Entre los futbolistas se van pasando la copa. También, los nuevos tragos que se sirven. Otamendi muestra su bebida como quien choca las copas. La gente le retribuye el gesto. Comparte esa bebida con Messi, con De Paul, con Di María y con Paredes, que se aferra a una camiseta de Boca que le arrojaron. La euforia se renueva por oleadas bajo el sol. Julián Álvarez y Franco Armani se unen a los cantos sobre uno de los bordes. Se les suma Gonzalo Montiel. Papu retoma el control del redoblante y resuena el “¡Dale campeón!”. La sonrisa de Enzo Fernández no cabe en sí. De pronto, todos saltan y el micro parece bailar. Lisandro Martínez y Guido Rodríguez agitan unas sombrillas. Marcos Acuña, Juan Foyth y Germán Pezzella se unen a la algarabía. Hasta el chofer no resiste la tentación y entona unas estrofas.

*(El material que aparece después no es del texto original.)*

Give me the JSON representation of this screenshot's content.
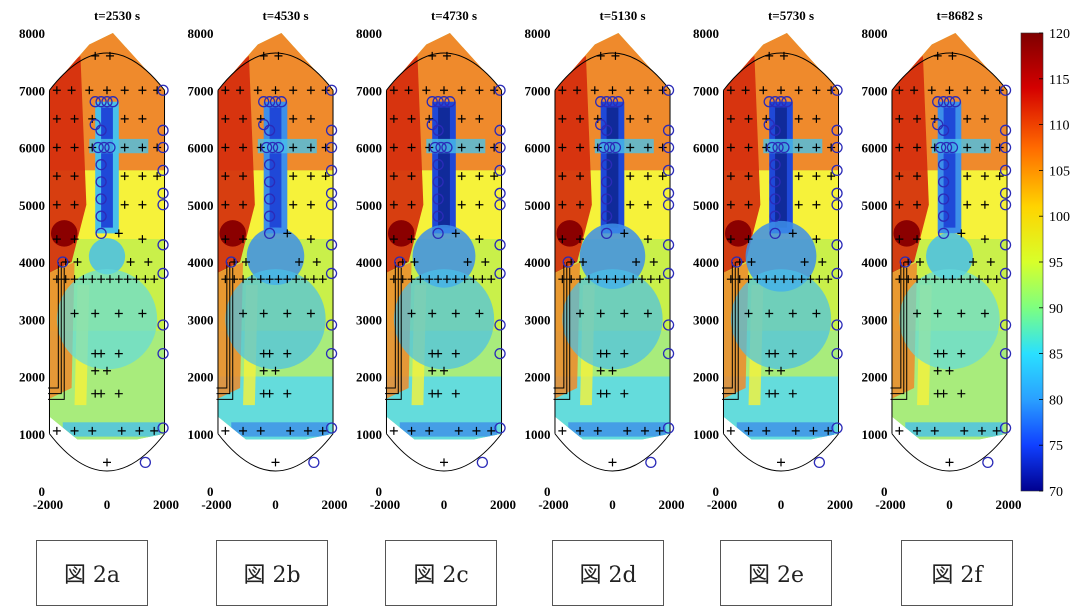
{
  "chart_data": {
    "type": "heatmap",
    "colorbar": {
      "min": 70,
      "max": 120,
      "ticks": [
        "120",
        "115",
        "110",
        "105",
        "100",
        "95",
        "90",
        "85",
        "80",
        "75",
        "70"
      ],
      "colormap": "jet"
    },
    "panels": [
      {
        "title": "t=2530 s",
        "caption": "図 2a",
        "cold_level": 0.35
      },
      {
        "title": "t=4530 s",
        "caption": "図 2b",
        "cold_level": 0.75
      },
      {
        "title": "t=4730 s",
        "caption": "図 2c",
        "cold_level": 0.85
      },
      {
        "title": "t=5130 s",
        "caption": "図 2d",
        "cold_level": 0.9
      },
      {
        "title": "t=5730 s",
        "caption": "図 2e",
        "cold_level": 1.0
      },
      {
        "title": "t=8682 s",
        "caption": "図 2f",
        "cold_level": 0.55
      }
    ],
    "y_ticks": [
      "8000",
      "7000",
      "6000",
      "5000",
      "4000",
      "3000",
      "2000",
      "1000",
      "0"
    ],
    "x_ticks": [
      "-2000",
      "0",
      "2000"
    ],
    "xlim": [
      -2000,
      2000
    ],
    "ylim": [
      0,
      8000
    ]
  }
}
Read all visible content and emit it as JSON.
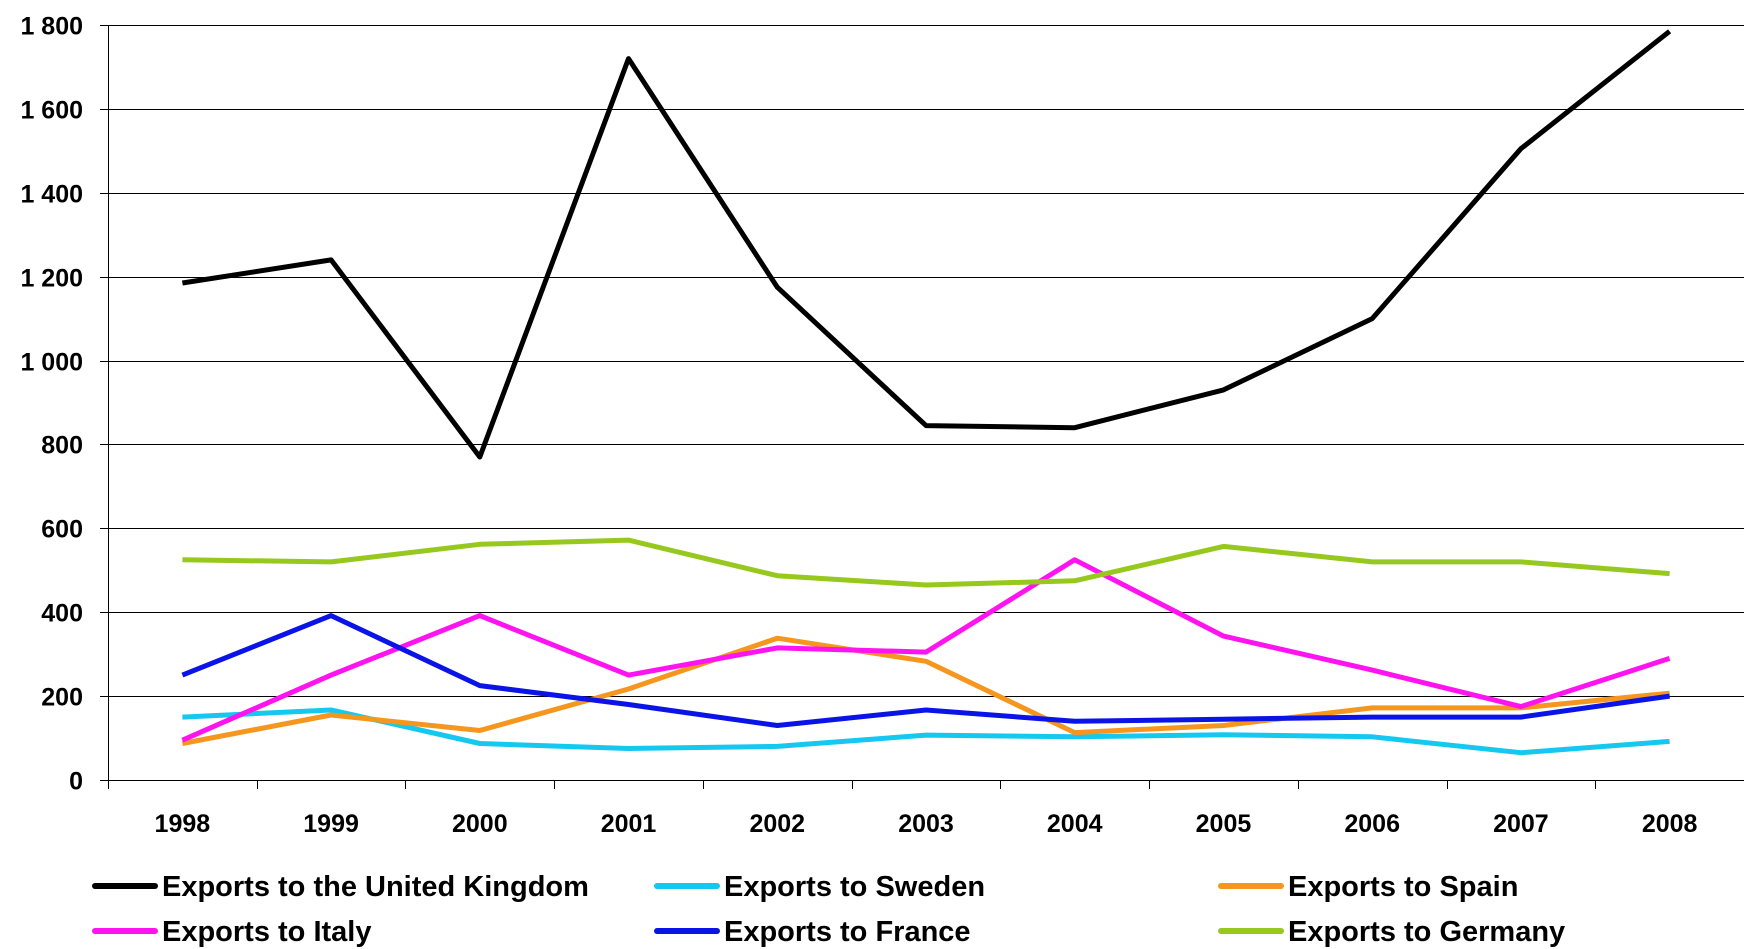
{
  "chart_data": {
    "type": "line",
    "title": "",
    "xlabel": "",
    "ylabel": "",
    "categories": [
      "1998",
      "1999",
      "2000",
      "2001",
      "2002",
      "2003",
      "2004",
      "2005",
      "2006",
      "2007",
      "2008"
    ],
    "ylim": [
      0,
      1800
    ],
    "yticks": [
      0,
      200,
      400,
      600,
      800,
      1000,
      1200,
      1400,
      1600,
      1800
    ],
    "ytick_labels": [
      "0",
      "200",
      "400",
      "600",
      "800",
      "1 000",
      "1 200",
      "1 400",
      "1 600",
      "1 800"
    ],
    "grid": "horizontal",
    "legend_position": "bottom",
    "series": [
      {
        "name": "Exports to the United Kingdom",
        "color": "#000000",
        "values": [
          1185,
          1240,
          770,
          1720,
          1175,
          845,
          840,
          930,
          1100,
          1505,
          1785
        ]
      },
      {
        "name": "Exports to Sweden",
        "color": "#14C8F0",
        "values": [
          150,
          167,
          87,
          75,
          80,
          107,
          103,
          108,
          103,
          65,
          92
        ]
      },
      {
        "name": "Exports to Spain",
        "color": "#F5961E",
        "values": [
          87,
          155,
          118,
          217,
          338,
          283,
          113,
          130,
          172,
          172,
          207
        ]
      },
      {
        "name": "Exports to Italy",
        "color": "#FF14F0",
        "values": [
          95,
          250,
          392,
          250,
          315,
          305,
          525,
          343,
          262,
          175,
          290
        ]
      },
      {
        "name": "Exports to France",
        "color": "#0A14E6",
        "values": [
          250,
          392,
          225,
          180,
          130,
          167,
          140,
          145,
          150,
          150,
          200
        ]
      },
      {
        "name": "Exports to Germany",
        "color": "#96C81E",
        "values": [
          525,
          520,
          562,
          572,
          487,
          465,
          475,
          557,
          520,
          520,
          492
        ]
      }
    ]
  }
}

La General Paz se ve como una peatonal al tenerla en el horizonte luego más de cuatro horas. Pasar entre la gente requeriría de mucha prudencia. La ofrenda de la copa viaja al ritmo de la pasión popular y se desvía del camino original. El micro toma Avenida Larrazábal, con rumbo desconocido. “Ya volvimos a ser campeones, como en el ´86″, nace entre el río de gente. Desde el ómnibus se avala el cantito. Alexis Mac Allister, Nicolás Tagliafico y Gerónimo Rulli se miran incrédulos ante lo que ven. La temperatura aumenta y aparecen más gorros para protegerse del sol. Los sorprenden algunas bengalas y el humo. También la locura, cuando dos personas se lanzaron sobre el micro desde el puente. Cada vez están más lejos de llegar al Obelisco, en medio de una ciudad colapsada y con un desconcierto del que ya son ajenos los jugadores, aunque vuelvan a entregarse al compás del público.
Desde el propio micro, el presidente de la AFA, Claudio “Chiqui” Tapia exterioriza su enojo. “No nos dejan llegar a saludar a toda la gente que estaba en el Obelisco, los mismos organismos de Seguridad que nos escoltaban, no nos permiten avanzar. Mil disculpas en nombre de todos los jugadores campeones”, sostiene. Luego, deslinda de la responsabilidad a Sergio Berni, el Ministro bonaerense de esa área. Al bajar en la Escuela de Cadetes de la Policía Federal en Villa Lugano, unos helicópteros aparecen para tomar la posta.
En medio del caos, la incertidumbre avanza. Se bajan del micro y caminan unos metros hacia algunas de esas naves. Messi, Scaloni y Tapia sobrevuelan la ciudad. Son los primeros. No todos los imitan. Se pierden de la vista de los fanáticos. Regresan a sus hogares, como Messi y Di María, que arribaron en helicóptero a su Rosario natal. Pero el festejo sigue, en la intimidad del grupo campeón y en el canto y en la emoción de cada hincha que invadió las calles. La copa ya está en casa. Con la impronta argentina, en todos los sentidos.